Surviving Outside in the Cold

Cold-Weather-Survival2Greetings. Well, winter is just around the corner once again. Back in my native Colorado, snow is starting to fall and the mornings are getting crisper. Before long, outside activity is going to be limited to ice skating and skiing, while everyone else hides inside, trying to stay warm.

In our collective past, wintertime was the greatest survival challenge. In an agricultural society people basically worked to make sure they would have enough to survive the winter. Our Thanksgiving celebration (which I call the Preppers Holiday) commemorates the harvest festival that the Pilgrims held, in recognition that their harvest was going to be enough to make it through their second winter here in the New World.

As anyone who lives in the far north understands, working outside in the wintertime is dangerous. The cold weather is a more dangerous enemy than anything else nature can throw at us. In the right conditions, hypothermia can set in within as little as 10 or 15 minutes, making one’s chances of survival bleak. Proper precautions need to be made to stay warm, but not too warm.

Hypothermia happens when the body starts losing heat faster than it can generate it. We bundle up in warm clothing in the winter to prevent that from happening. But what if we have to work outdoors? Physical work causes our bodies to generate more heat, so the warm clothes we put on before going outdoors might actually be too much.
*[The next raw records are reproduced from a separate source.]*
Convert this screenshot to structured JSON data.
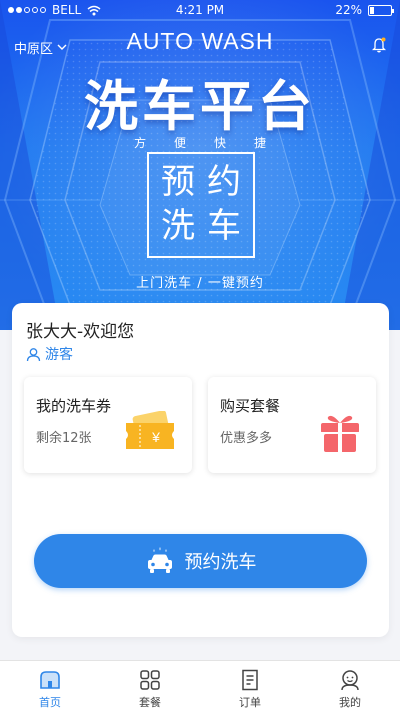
{
  "status_bar": {
    "carrier": "BELL",
    "time": "4:21 PM",
    "battery": "22%",
    "battery_level": 0.22
  },
  "header": {
    "location": "中原区"
  },
  "hero": {
    "auto_wash": "AUTO WASH",
    "title": "洗车平台",
    "slogan": "方便快捷",
    "box_line1": "预约",
    "box_line2": "洗车",
    "service_line": "上门洗车 /  一键预约"
  },
  "user": {
    "greeting": "张大大-欢迎您",
    "role": "游客"
  },
  "cards": {
    "coupon": {
      "title": "我的洗车券",
      "subtitle": "剩余12张",
      "icon": "coupon-ticket-icon"
    },
    "package": {
      "title": "购买套餐",
      "subtitle": "优惠多多",
      "icon": "gift-box-icon"
    }
  },
  "book_button": {
    "label": "预约洗车",
    "icon": "car-wash-icon"
  },
  "tabs": [
    {
      "label": "首页",
      "icon": "home-icon",
      "active": true
    },
    {
      "label": "套餐",
      "icon": "grid-icon",
      "active": false
    },
    {
      "label": "订单",
      "icon": "order-document-icon",
      "active": false
    },
    {
      "label": "我的",
      "icon": "profile-icon",
      "active": false
    }
  ],
  "colors": {
    "primary": "#2f86e8",
    "hero_top": "#1a54ee",
    "coupon": "#f8b422",
    "gift": "#f4666b"
  }
}
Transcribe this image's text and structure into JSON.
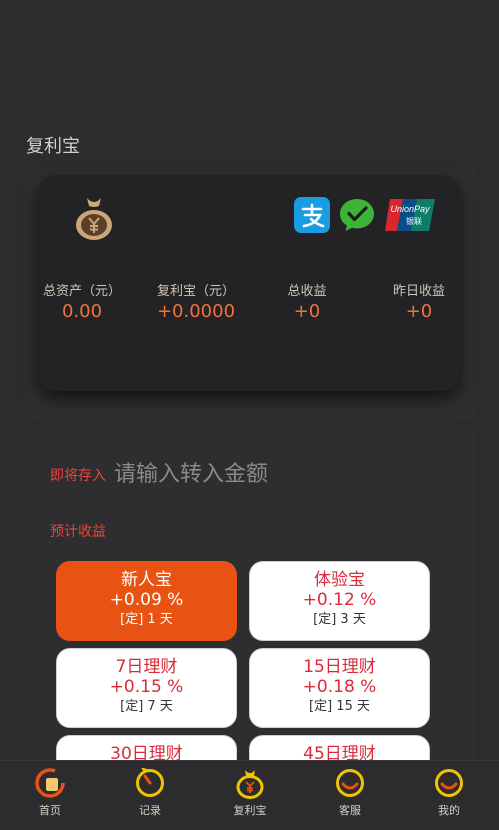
{
  "page": {
    "title": "复利宝"
  },
  "colors": {
    "accent": "#e85314",
    "value": "#f0713a",
    "red": "#d92b3a",
    "gold": "#f2c400"
  },
  "account": {
    "stats": [
      {
        "label": "总资产（元）",
        "value": "0.00"
      },
      {
        "label": "复利宝（元）",
        "value": "+0.0000"
      },
      {
        "label": "总收益",
        "value": "+0"
      },
      {
        "label": "昨日收益",
        "value": "+0"
      }
    ],
    "icons": {
      "fund": "moneybag-icon",
      "payments": [
        "alipay-icon",
        "wechat-pay-icon",
        "unionpay-icon"
      ]
    }
  },
  "deposit": {
    "label": "即将存入",
    "placeholder": "请输入转入金额"
  },
  "earnings": {
    "label": "预计收益"
  },
  "products": [
    {
      "name": "新人宝",
      "rate": "+0.09 %",
      "term": "[定] 1 天",
      "selected": true
    },
    {
      "name": "体验宝",
      "rate": "+0.12 %",
      "term": "[定] 3 天",
      "selected": false
    },
    {
      "name": "7日理财",
      "rate": "+0.15 %",
      "term": "[定] 7 天",
      "selected": false
    },
    {
      "name": "15日理财",
      "rate": "+0.18 %",
      "term": "[定] 15 天",
      "selected": false
    },
    {
      "name": "30日理财",
      "rate": "",
      "term": "",
      "selected": false
    },
    {
      "name": "45日理财",
      "rate": "",
      "term": "",
      "selected": false
    }
  ],
  "tabbar": {
    "items": [
      {
        "label": "首页",
        "icon": "home-icon"
      },
      {
        "label": "记录",
        "icon": "records-icon"
      },
      {
        "label": "复利宝",
        "icon": "fund-icon"
      },
      {
        "label": "客服",
        "icon": "support-icon"
      },
      {
        "label": "我的",
        "icon": "profile-icon"
      }
    ]
  }
}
All your survival tasks in cold weather have to be undertaken with the idea of keeping you warm while you work. Granted, some things will need to be done; but that doesn’t mean you should risk your life to do them. Proper planning and preparation will make it much safer to work out in the cold.

Always carry extra clothing with you, even if you are only going 100 yards from your shelter. One hundred yards is far enough that your body heat could drop to the point where you can no longer think clearly. If that were to happen, you might walk right past your shelter and off into the woods, never to be heard from again. Those extra clothes are a survival necessity, if the clothes you are wearing get wet.

One key to working outside in cold weather is to dress in layers, rather than in just one heavy layer. That one heavy layer is fine if you’re going to be sitting in a car or skiing down a slope, but if you have to do hard physical work, you need to be able to take off extra layers, so that you don’t sweat.

Sweat is one of your biggest enemies when it’s cold outside. When you stop working, that layer of sweat can freeze next to your skin. Even if it doesn’t freeze, it will draw a lot of heat out of your body; heat that you need. That alone can be enough to bring on hypothermia. Taking off layers while working and then putting them back on when you stop is necessary to regulate your body heat, while preventing that sweating.

Another key is to pace yourself while working. You don’t want to be working hard one minute and slowly the next. Varying your work pace makes it all but impossible to get your clothing layers right to keep you warm, but not too warm. Find a comfortable work pace and stick with it, even if that means you get less done than you would otherwise. Getting that work done has to take a second place to taking care of yourself so that you can survive.

Avoid getting wet at all costs. You don’t only face the risk of getting wet through sweating, but melting snow and ice can get you wet. It’s not uncommon for gloves or mittens to become soaked from the melting snow. When that happens, it starts drawing away body heat. If it happens too much, your body stops sending as much blood to your fingers, which can lead to frostbite.

Then there’s the risk of falling through ice into streams or ponds. In extremely cold weather, falling through the ice could render you incapable of coordinated movement in less than a minute. The cold water can then draw all the heat out of your body, leading to hypothermia.

It is possible to survive such an event, but only if you can manage to get out of the water and out of your wet clothes fast enough to prevent losing all your body heat. Being naked is actually better in that moment, than standing there in wet clothing. Start doing calisthenics to create body heat, while you are getting your dry clothes out of your pack to put on. It will be a race against time, but it is one that is possible to win.

At that point, fire is secondary to getting dry clothing on. You can’t build a fire fast enough to warm you up as much as the calisthenics and dry clothing can. But once you have those clothes on, your next step has to be to get a fire going, continuing with the calisthenics to generate body heat. Once the fire is warming your body, you can stop the calisthenics.

As long as you take the right precautions when going out in the cold, it won’t harm your chances of survival. Cold, like anything else, is something that mankind has been defeating for centuries. If our ancestors could do it, you and I can too. All we need to do is take the right precautions.

So, until we meet again, keep your powder dry and your survival gear close at hand; and don’t forget those dry clothes.